No matter. Machan's rhythm was not disturbed by the lunch; he promptly reached his century with, appropriately enough, another six, flicked over midwicket off Shantry. But as much as this innings was marked by power, it was also defined by supreme placement. Two hooked fours in three balls off Charles Morris, both bisecting two men square on the legside, underlined the precision of Machan's placement. How Sussex will reintegrate Yardy and Nash to their powerful batting line-up is unclear, but it would seem odd to dispense with Machan after this display, his second Championship century and the highest first-class score.

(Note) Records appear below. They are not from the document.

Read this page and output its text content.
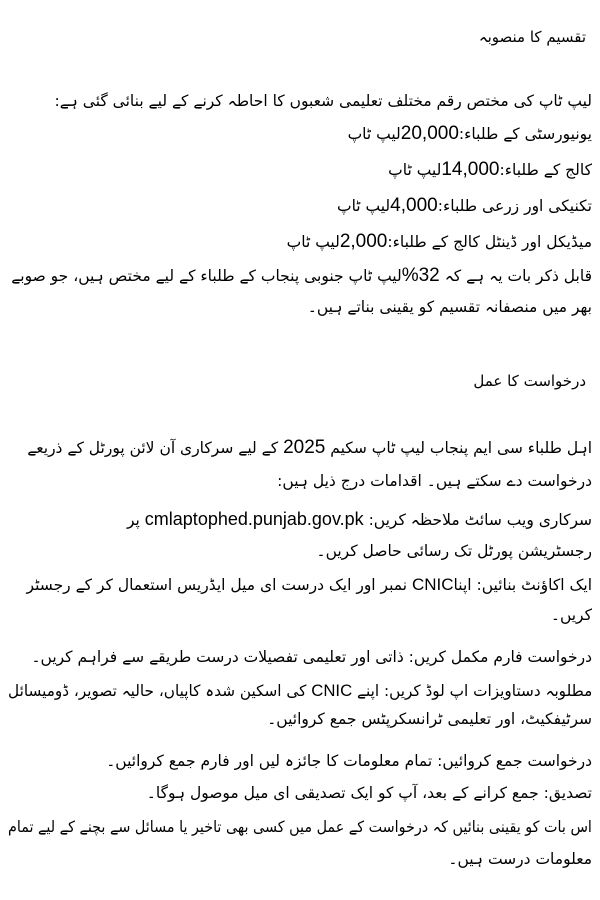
تقسیم کا منصوبہ
لیپ ٹاپ کی مختص رقم مختلف تعلیمی شعبوں کا احاطہ کرنے کے لیے بنائی گئی ہے:
یونیورسٹی کے طلباء:20,000لیپ ٹاپ
کالج کے طلباء:14,000لیپ ٹاپ
تکنیکی اور زرعی طلباء:4,000لیپ ٹاپ
میڈیکل اور ڈینٹل کالج کے طلباء:2,000لیپ ٹاپ
قابل ذکر بات یہ ہے کہ 32%لیپ ٹاپ جنوبی پنجاب کے طلباء کے لیے مختص ہیں، جو صوبے
بھر میں منصفانہ تقسیم کو یقینی بناتے ہیں۔
درخواست کا عمل
اہل طلباء سی ایم پنجاب لیپ ٹاپ سکیم 2025 کے لیے سرکاری آن لائن پورٹل کے ذریعے
درخواست دے سکتے ہیں۔ اقدامات درج ذیل ہیں:
سرکاری ویب سائٹ ملاحظہ کریں: cmlaptophed.punjab.gov.pk پر
رجسٹریشن پورٹل تک رسائی حاصل کریں۔
ایک اکاؤنٹ بنائیں: اپناCNIC نمبر اور ایک درست ای میل ایڈریس استعمال کر کے رجسٹر
کریں۔
درخواست فارم مکمل کریں: ذاتی اور تعلیمی تفصیلات درست طریقے سے فراہم کریں۔
مطلوبہ دستاویزات اپ لوڈ کریں: اپنے CNIC کی اسکین شدہ کاپیاں، حالیہ تصویر، ڈومیسائل
سرٹیفکیٹ، اور تعلیمی ٹرانسکرپٹس جمع کروائیں۔
درخواست جمع کروائیں: تمام معلومات کا جائزہ لیں اور فارم جمع کروائیں۔
تصدیق: جمع کرانے کے بعد، آپ کو ایک تصدیقی ای میل موصول ہوگا۔
اس بات کو یقینی بنائیں کہ درخواست کے عمل میں کسی بھی تاخیر یا مسائل سے بچنے کے لیے تمام
معلومات درست ہیں۔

It was an innings that threatened to blitz Worcestershire out of the match, especially when Ed Joyce, becalmed by comparison, was adding 145 with Machan for the second wicket. Yet after Joyce fell flashing on 49, Worcestershire fought back admirably to take the last nine wickets for 184. This is not the flattest of Hove wickets - Machan reckoned it was "a little bit up and down" - but a total of 345 rather let down Machan's supreme effort. Morris bowled with vim all day, enticing Craig Cachopa with a beautiful delivery that nipped away, and Gareth Andrew showed the virtues of bowling full to the tail.
Still, Sussex's sense of an opportunity squandered would have been acute. The sight of Luke Wright, who played with typical authority in his half-century, berating himself after pulling Alex Gidman's medium pace to Sachithra Senanayake, encapsulated the latter half of the day. Senanayake had begun awkwardly, bowling far too short to do a passable impression of Saeed Ajmal last season, but two wickets in consecutive balls provided partial redemption, and a reminder of the damage that unorthodox spin can inflict upon a tail.
When Worcestershire's openers then survived the opening 15 overs with little alarm - though Joyce appeared to shell a sharp chance from Daryl Mitchell in the slips - Sussex would have had bemoaned not providing Machan with better support. One cannot move for hearing Tory fears about Labour relying on the Scots after the general election, but here Sussex were most grateful for their Saltire connection.